Они еще немного постояли молча, слушая далекий шум прибоя и пение соловья. Прошлое – Сортавала, Полина, ссора с Андреем, слезы дочерей, родители – отступило на шаг. Перед Климом был Дербент, древний и незнакомый, служба, полная неизвестности, и этот новый человек с открытой душой по имени Магомед. Год начинался здесь, у Каспийских ворот, под южными звездами. С тоской в сердце, но с неожиданной искоркой надежды на человеческое участие. Он сделал последнюю затяжку и бросил окурок, притоптав сапогом. Завтра – первый день его дербентской службы. Надо было держаться. Ради Полины. Ради дочек. Ради того, чтобы сдержать слово и вернуться.

Глава 26. Первая вахта у Каспия

Рассвет над Дербентом разлился по небу акварельными разводами – персиковыми, лимонными, переходящими в чистую лазурь. Но для Клима Орлова новый день начался задолго до солнца, с резкого звона подъемника, врезавшегося в сон, где еще мелькали образы родного города: смех Анечки, серьезные глаза маленькой Дашки, теплая улыбка Полины. Сердце екнуло, коснувшись обручального кольца привычным движением.
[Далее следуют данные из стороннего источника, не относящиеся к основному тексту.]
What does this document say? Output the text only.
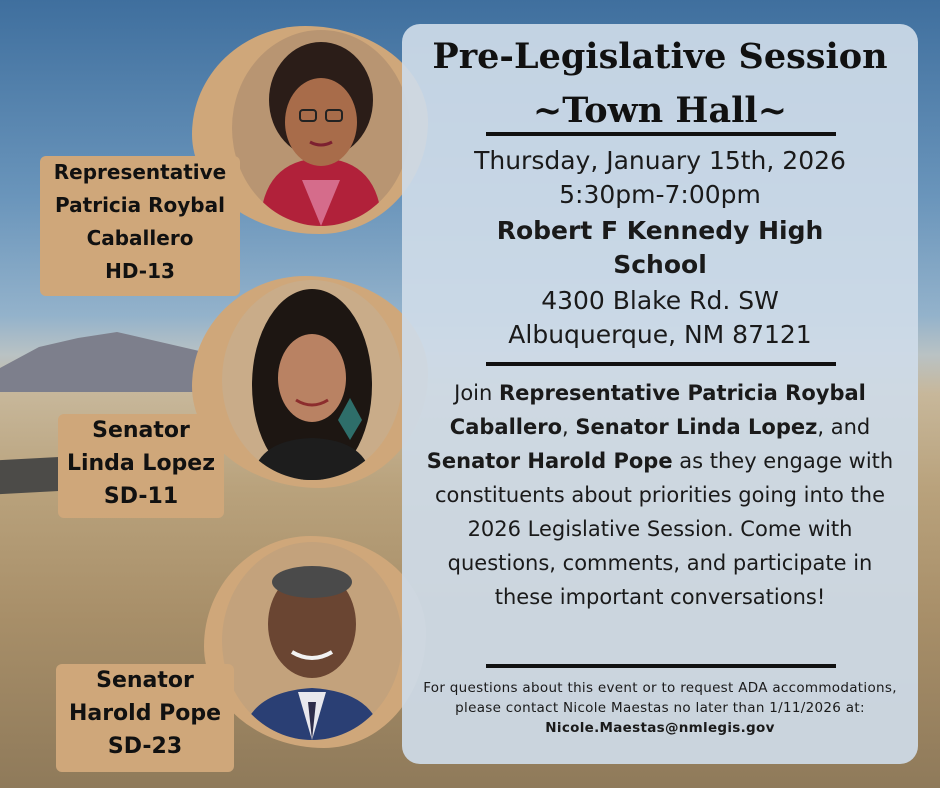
Representative
Patricia Roybal
Caballero
HD-13
Senator
Linda Lopez
SD-11
Senator
Harold Pope
SD-23
Pre-Legislative Session
~Town Hall~
Thursday, January 15th, 2026
5:30pm-7:00pm
Robert F Kennedy High
School
4300 Blake Rd. SW
Albuquerque, NM 87121
Join Representative Patricia Roybal Caballero, Senator Linda Lopez, and Senator Harold Pope as they engage with constituents about priorities going into the 2026 Legislative Session. Come with questions, comments, and participate in these important conversations!
For questions about this event or to request ADA accommodations, please contact Nicole Maestas no later than 1/11/2026 at: Nicole.Maestas@nmlegis.gov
Развод был строгим и деловитым. Майор Семенов, командир заставы, с утра имел такой вид, словно был высечен из камня – лицо непроницаемое, голос сухой, отрывистый. Он распределял посты, оговаривая зоны ответственности и боевые задачи. Клима, учитывая его опыт и место службы, поставили на один из ключевых участков – наблюдение за прибрежным сектором с вышки, откуда открывался вид и на бескрайний, слепящий Каспий, на полосу пляжа, и на извилистую линию границы.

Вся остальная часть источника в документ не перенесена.